Selon un dernier rapport de IATA, le Maroc serait un cas intéressant d’un pays « performant » dans les standards africains, mais encore dépendant de contraintes globales qu’il ne contrôle pas entièrement. Bon gré mal gré, notre pays serait un bon élève… dans un système mondial imparfait
Selon les analyses de l’IATA, le transport aérien marocain est identifié comme un moteur certain de croissance économique, notamment via le tourisme et le commerce international.
L’un des éléments les plus importants mis en avant par l’IATA concerne les « blocked funds » : revenus des compagnies aériennes bloqués dans certains pays et non rapatriés en devises fortes.

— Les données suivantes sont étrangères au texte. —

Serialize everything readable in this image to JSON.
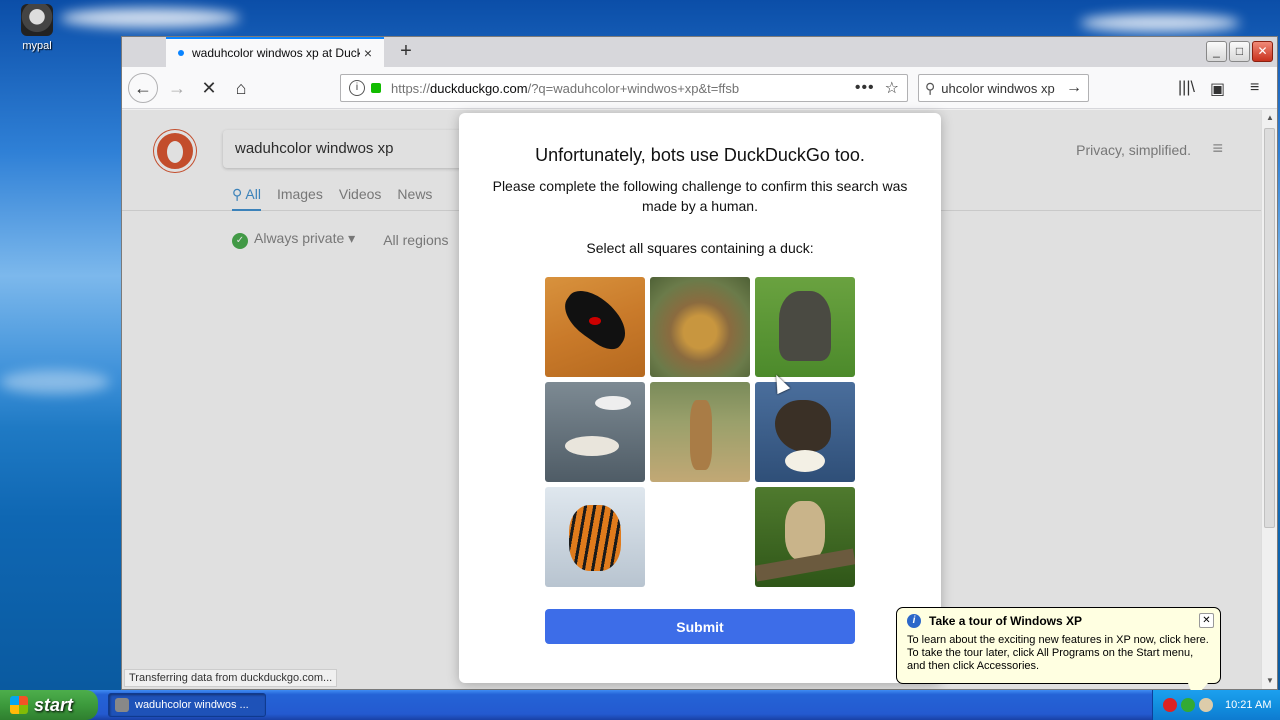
{
  "desktop": {
    "icon_label": "mypal"
  },
  "browser": {
    "tab_title": "waduhcolor windwos xp at DuckDuckGo",
    "tab_close": "×",
    "new_tab": "+",
    "url": {
      "info": "i",
      "host_prefix": "https://",
      "host": "duckduckgo.com",
      "rest": "/?q=waduhcolor+windwos+xp&t=ffsb",
      "more": "•••",
      "star": "☆"
    },
    "search_box": "uhcolor windwos xp",
    "status": "Transferring data from duckduckgo.com..."
  },
  "ddg": {
    "query": "waduhcolor windwos xp",
    "tabs": [
      "All",
      "Images",
      "Videos",
      "News"
    ],
    "privacy_text": "Privacy, simplified.",
    "filters": {
      "always_private": "Always private",
      "all_regions": "All regions"
    }
  },
  "challenge": {
    "title": "Unfortunately, bots use DuckDuckGo too.",
    "subtitle": "Please complete the following challenge to confirm this search was made by a human.",
    "prompt": "Select all squares containing a duck:",
    "cells": [
      "condor",
      "jaguar",
      "elephant",
      "ducks",
      "giraffe",
      "duck",
      "tiger",
      "",
      "lynx"
    ],
    "submit": "Submit"
  },
  "balloon": {
    "title": "Take a tour of Windows XP",
    "body": "To learn about the exciting new features in XP now, click here. To take the tour later, click All Programs on the Start menu, and then click Accessories."
  },
  "taskbar": {
    "start": "start",
    "task": "waduhcolor windwos ...",
    "clock": "10:21 AM"
  }
}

À l’échelle mondiale, l’IATA estime que ces fonds dépassent encore plus d’un milliard de dollars, dont une grande majorité concentrée en Afrique et au Moyen-Orient .

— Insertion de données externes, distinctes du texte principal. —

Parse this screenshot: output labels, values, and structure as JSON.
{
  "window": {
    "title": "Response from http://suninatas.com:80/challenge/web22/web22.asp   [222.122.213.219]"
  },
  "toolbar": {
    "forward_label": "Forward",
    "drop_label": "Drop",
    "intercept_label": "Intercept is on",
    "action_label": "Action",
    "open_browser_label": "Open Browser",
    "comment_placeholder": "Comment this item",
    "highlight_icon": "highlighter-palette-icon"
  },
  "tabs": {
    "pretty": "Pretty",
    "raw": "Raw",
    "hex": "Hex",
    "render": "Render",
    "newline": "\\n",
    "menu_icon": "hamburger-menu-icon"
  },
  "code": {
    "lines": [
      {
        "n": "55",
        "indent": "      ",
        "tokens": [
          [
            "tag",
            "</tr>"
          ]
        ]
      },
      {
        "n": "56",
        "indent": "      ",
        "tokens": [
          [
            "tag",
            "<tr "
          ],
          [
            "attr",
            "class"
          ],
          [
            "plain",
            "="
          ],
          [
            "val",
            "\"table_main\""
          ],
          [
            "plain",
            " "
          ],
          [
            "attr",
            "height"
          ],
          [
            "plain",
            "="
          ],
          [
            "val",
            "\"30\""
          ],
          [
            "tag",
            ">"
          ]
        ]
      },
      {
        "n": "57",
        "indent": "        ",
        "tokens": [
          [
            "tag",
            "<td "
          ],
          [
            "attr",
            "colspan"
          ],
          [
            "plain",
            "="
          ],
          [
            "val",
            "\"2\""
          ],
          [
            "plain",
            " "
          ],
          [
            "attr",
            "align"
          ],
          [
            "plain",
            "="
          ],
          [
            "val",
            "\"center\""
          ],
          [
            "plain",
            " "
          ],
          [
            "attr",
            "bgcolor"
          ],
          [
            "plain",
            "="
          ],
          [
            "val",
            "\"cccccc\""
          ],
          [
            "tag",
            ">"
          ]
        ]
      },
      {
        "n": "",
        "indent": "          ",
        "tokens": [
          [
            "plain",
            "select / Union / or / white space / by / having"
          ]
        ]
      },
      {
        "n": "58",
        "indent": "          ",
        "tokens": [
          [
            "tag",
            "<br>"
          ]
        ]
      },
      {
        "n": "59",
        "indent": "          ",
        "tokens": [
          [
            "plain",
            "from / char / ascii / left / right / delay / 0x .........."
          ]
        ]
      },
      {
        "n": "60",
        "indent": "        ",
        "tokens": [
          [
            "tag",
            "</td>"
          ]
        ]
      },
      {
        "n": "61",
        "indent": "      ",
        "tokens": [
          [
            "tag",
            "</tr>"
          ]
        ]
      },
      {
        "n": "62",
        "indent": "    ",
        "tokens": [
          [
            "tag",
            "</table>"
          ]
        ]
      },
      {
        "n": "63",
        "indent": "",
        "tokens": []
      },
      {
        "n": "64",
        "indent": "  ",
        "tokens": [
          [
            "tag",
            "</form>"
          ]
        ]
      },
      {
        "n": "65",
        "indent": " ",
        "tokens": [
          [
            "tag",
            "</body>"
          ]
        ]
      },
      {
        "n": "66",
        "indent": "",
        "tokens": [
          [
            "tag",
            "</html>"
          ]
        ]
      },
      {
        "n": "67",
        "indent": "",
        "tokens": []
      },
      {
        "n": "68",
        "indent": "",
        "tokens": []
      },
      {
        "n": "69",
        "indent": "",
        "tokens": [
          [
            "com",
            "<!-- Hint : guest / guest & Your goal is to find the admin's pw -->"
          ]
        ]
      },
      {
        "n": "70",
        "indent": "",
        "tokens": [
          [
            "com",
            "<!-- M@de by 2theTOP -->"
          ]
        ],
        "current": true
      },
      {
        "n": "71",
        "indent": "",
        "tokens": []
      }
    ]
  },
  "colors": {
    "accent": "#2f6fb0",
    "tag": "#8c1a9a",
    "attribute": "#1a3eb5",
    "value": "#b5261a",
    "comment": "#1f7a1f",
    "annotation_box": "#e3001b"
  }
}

Pourquoi c’est important pour le Maroc ? Parce que même si le Maroc n’est pas dans les pays les plus problématiques, il évolue dans un environnement régional où les flux de devises sont parfois contraints, où certaines compagnies limitent leurs routes pour réduire le risque financier et où la planification réseau devient plus prudente
Automatiquement, cela influence indirectement les décisions des compagnies étrangères vers l’Afrique, la densité des lignes vers certaines zones du continent et la stratégie de hub de Casablanca.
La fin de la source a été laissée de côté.